O termo transtorno de aprendizagem é tomado para indicar uma série de perturbações para aprendizagem, que interferem no processo de aquisição e manutenção das informações de modo acentuado (RELVAS, 2008).

Etimologicamente, a palavra distúrbio compõe-se do radical turbare e do prefixo dis. O radical turbare significa “alteração violenta na ordem natural” e pode ser identificado também nas palavras turvo, turbilhão, perturbar e conturbar. O prefixo dis tem como significado “alteração como sentido anormal, patológico” e possui valor negativo. O prefixo dis é muito utilizado na terminologia médica (por exemplo: distensão, distrofia). Em síntese, do ponto de vista etimológico, a palavra distúrbio pode ser traduzida como “anormalidade patológica por alteração violenta na ordem natural” (COLLARES; MOYSÉS, 1993, p. 31).

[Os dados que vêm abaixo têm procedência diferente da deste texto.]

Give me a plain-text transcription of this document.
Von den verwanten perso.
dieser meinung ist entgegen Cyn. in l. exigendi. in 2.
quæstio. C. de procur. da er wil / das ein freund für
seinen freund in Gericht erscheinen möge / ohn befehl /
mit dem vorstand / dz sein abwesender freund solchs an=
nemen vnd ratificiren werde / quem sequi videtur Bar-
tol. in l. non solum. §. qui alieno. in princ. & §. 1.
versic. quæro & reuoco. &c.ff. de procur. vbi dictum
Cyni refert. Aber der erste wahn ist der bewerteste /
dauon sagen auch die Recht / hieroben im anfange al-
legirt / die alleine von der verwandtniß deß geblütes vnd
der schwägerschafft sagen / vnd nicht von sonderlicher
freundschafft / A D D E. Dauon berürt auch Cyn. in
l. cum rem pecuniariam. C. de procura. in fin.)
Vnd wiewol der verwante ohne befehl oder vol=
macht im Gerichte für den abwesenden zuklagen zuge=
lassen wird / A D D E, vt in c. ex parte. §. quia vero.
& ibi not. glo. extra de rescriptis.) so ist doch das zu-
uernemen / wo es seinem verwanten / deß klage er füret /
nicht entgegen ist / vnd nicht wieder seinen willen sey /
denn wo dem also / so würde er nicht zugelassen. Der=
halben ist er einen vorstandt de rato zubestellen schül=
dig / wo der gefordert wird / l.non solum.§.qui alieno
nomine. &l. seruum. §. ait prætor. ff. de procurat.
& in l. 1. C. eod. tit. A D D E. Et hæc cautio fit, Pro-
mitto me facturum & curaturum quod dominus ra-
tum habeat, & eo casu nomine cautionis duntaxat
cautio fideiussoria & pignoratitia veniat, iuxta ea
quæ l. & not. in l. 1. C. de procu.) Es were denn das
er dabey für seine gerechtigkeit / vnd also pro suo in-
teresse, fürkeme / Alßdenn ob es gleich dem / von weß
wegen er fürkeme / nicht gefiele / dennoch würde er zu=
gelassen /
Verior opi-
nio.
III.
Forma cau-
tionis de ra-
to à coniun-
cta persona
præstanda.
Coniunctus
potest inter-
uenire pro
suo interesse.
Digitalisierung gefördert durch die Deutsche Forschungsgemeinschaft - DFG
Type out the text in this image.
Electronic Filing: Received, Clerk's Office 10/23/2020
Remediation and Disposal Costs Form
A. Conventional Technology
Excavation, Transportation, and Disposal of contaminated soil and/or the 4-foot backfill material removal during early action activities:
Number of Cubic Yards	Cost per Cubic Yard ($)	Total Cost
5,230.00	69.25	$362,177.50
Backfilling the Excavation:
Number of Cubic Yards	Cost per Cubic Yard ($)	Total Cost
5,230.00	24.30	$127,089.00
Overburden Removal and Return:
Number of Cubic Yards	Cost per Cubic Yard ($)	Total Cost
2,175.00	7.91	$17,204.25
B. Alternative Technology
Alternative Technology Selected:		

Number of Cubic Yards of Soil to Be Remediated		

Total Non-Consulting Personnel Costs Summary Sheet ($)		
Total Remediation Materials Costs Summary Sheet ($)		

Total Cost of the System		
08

Os problemas de aprendizagem decorrem de situações difíceis vivenciadas por crianças, sem alterações orgânicas, com prognóstico favorável em longo prazo (JOSÉ; COELHO, 2002).

As dificuldades de aprendizagem caracterizam-se por questões mais globais e abrangentes, ocasionadas por fatores relacionados ao sujeito, metodologia de ensino ou ambiente social (FONSECA, 1995).

A respeito das dificuldades de diferenciação entre alterações de aprendizagem, Zorzi (2004) problematiza acerca dos verdadeiros e falsos distúrbios da aprendizagem, reconhecendo como legítimos apenas que podem ser classificados como distúrbios globais do desenvolvimento, os distúrbios de aprendizagem e os distúrbios específicos de leitura e escrita. Os distúrbios globais do desenvolvimento abarcariam dificuldades secundárias a deficiências mentais, autismo, síndromes e comprometimentos neurológicos. Quando os problemas restringem-se a leitura e/ou escrita caracterizariam distúrbios específicos de aprendizagem e ao ultrapassarem esses domínios, atingindo a oralidade configurariam distúrbios de aprendizagem. As demais dificuldades, derivadas de problemas de ordem educacional, motivacional ou sociocultural, seriam os falsos distúrbios.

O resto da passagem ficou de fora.